Claudius is the only Caesar mentioned explicitly by New Testament writers and he reigned from 41 - 54 A.D. Secular historians confirm a severe famine occurred during that period (cf. Suetonius, Tacitus, & Josephus). These verses show, once again, the loving and generous spirit of the early church. When a need arose or was anticipated prophetically (in this case a famine), disciples who had the means to offer assistance did so of their own free will. "Ability" can be defined here as having both the resources (cf. II Cor. 8:12) and opportunity to accomplish the task under consideration. The money for relief that was collected was then transported to Judea by Barnabas and Saul. They would take it to the elders (presumably of the Jerusalem church) who would then distribute it as needed. This is the first reference of elders in the church (obviously, they were appointed sometime previously in accordance with the divine requirements; cf. I Tim. 3; Titus 1). Having at least two men involved in the transfer of the funds was most expedient for accountability purposes. It is believed that the primary makeup of the church in Antioch at this time was Gentile. Thus, their generosity is even more significant for we have Gentiles helping Jews! It would seem the influence of the generous Barnabas rubbed off on them.
"Now about that time Herod the king stretched out his hand to harass some from the church. Then he killed James the brother of John with the sword. And because he saw that it pleased the Jews, he proceeded further to seize Peter also. Now it was during the Days of Unleavened Bread. So when he had arrested him, he put him in prison, and delivered him to four squads of soldiers to keep him, intending to bring him before the people after Passover" (Acts 12:1-4).
Although the initial motivation of Herod Agrippa behind his harassment of the church is not revealed, his continued persecution of Christians was encouraged because "he saw that it pleased the Jews." Not surprisingly, the Jews, who rejected Jesus Christ and the gospel message spread widely by the apostles and disciples, would find satisfaction in any government official making life difficult on Christians (particularly when they executed them!).
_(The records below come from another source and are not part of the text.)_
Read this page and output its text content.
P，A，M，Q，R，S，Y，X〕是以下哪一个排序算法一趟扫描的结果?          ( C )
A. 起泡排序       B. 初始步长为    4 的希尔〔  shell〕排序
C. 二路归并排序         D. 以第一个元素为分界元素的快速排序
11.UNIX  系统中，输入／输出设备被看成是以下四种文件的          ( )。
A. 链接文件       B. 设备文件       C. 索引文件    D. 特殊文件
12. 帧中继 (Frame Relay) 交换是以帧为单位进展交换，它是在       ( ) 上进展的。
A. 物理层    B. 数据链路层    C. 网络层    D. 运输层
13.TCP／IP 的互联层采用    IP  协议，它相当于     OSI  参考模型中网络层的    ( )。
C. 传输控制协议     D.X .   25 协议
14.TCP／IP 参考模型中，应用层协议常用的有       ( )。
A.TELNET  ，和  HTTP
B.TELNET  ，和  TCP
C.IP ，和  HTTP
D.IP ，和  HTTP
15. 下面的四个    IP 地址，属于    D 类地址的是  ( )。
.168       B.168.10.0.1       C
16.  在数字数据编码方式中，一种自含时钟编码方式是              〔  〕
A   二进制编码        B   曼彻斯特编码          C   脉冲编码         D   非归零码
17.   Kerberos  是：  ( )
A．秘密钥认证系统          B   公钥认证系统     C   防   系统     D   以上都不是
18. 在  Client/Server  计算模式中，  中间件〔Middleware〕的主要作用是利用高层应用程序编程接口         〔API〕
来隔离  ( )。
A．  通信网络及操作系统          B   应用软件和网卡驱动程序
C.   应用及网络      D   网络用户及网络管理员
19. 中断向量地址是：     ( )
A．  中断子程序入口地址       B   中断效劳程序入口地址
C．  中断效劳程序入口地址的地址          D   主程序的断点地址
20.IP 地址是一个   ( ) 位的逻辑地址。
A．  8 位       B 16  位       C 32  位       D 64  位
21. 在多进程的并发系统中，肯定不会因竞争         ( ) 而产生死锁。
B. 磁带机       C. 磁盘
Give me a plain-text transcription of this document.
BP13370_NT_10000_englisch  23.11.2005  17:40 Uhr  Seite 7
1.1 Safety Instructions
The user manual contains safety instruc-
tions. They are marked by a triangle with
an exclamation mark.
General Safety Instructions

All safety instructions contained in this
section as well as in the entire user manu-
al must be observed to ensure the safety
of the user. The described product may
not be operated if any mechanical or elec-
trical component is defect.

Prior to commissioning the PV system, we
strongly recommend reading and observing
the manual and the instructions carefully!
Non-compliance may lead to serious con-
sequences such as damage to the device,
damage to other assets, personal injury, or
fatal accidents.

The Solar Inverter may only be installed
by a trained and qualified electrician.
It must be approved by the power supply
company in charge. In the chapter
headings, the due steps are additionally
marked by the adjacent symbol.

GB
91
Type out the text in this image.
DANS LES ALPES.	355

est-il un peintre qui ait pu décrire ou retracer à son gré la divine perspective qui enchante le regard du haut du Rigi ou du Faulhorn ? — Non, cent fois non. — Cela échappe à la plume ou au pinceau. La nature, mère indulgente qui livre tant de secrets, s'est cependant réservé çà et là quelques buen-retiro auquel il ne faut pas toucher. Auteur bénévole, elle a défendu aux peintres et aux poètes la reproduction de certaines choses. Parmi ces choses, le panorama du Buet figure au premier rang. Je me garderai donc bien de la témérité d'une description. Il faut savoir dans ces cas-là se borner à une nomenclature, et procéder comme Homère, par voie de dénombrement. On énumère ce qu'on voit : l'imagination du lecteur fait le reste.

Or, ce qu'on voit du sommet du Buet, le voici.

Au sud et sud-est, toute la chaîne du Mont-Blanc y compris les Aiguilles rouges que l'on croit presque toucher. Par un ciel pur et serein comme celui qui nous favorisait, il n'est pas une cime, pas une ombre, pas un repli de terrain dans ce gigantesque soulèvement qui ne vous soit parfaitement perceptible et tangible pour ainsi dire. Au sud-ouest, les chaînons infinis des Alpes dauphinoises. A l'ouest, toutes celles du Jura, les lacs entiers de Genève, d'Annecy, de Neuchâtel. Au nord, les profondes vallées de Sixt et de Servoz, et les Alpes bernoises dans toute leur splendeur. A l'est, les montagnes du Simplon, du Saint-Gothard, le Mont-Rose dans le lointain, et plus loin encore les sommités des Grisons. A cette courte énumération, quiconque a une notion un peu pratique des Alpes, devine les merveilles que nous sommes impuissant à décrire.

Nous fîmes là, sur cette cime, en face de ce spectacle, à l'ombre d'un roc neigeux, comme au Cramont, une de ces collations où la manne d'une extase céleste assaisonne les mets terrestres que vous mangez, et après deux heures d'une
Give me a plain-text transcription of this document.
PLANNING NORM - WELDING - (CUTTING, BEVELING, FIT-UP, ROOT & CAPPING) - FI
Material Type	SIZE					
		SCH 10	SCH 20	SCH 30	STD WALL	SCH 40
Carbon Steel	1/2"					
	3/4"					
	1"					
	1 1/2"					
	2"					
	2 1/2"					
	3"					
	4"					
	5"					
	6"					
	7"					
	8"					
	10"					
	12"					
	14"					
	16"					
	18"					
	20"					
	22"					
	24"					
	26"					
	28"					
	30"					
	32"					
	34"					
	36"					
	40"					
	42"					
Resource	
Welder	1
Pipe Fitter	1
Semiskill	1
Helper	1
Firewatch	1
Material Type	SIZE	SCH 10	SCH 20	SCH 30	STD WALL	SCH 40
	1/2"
Prior to this point, the persecution had come from the Jewish religious officials (and it seems possible they may have initially encouraged Agrippa's aggression against the church).
James, the brother of John, is the first apostle to be martyred (cf. Mark 10:39). He died by the sword (presumably via beheading). Although Judas Iscariot, after committing suicide, was replaced (in accordance with prophecy), there is no record of James being replaced as an apostle. Such points to the fact that the position of apostle was intended to be temporary in the church (as were the miraculous gifts) and not a permanent part of Christianity (unlike elders, deacons, and evangelists).
Herod was then emboldened to arrest Peter. He likely intended to put him to death also, but was delayed due to the Feast of Unleavened Bread (an execution would have seemed out of place at that time). In the meantime, he has Peter under guard by four soldiers at all time (sixteen total)! He is making sure (or so he thinks) that Peter will not escape! He doesn't want a repeat of what happened in Acts 5:19ff.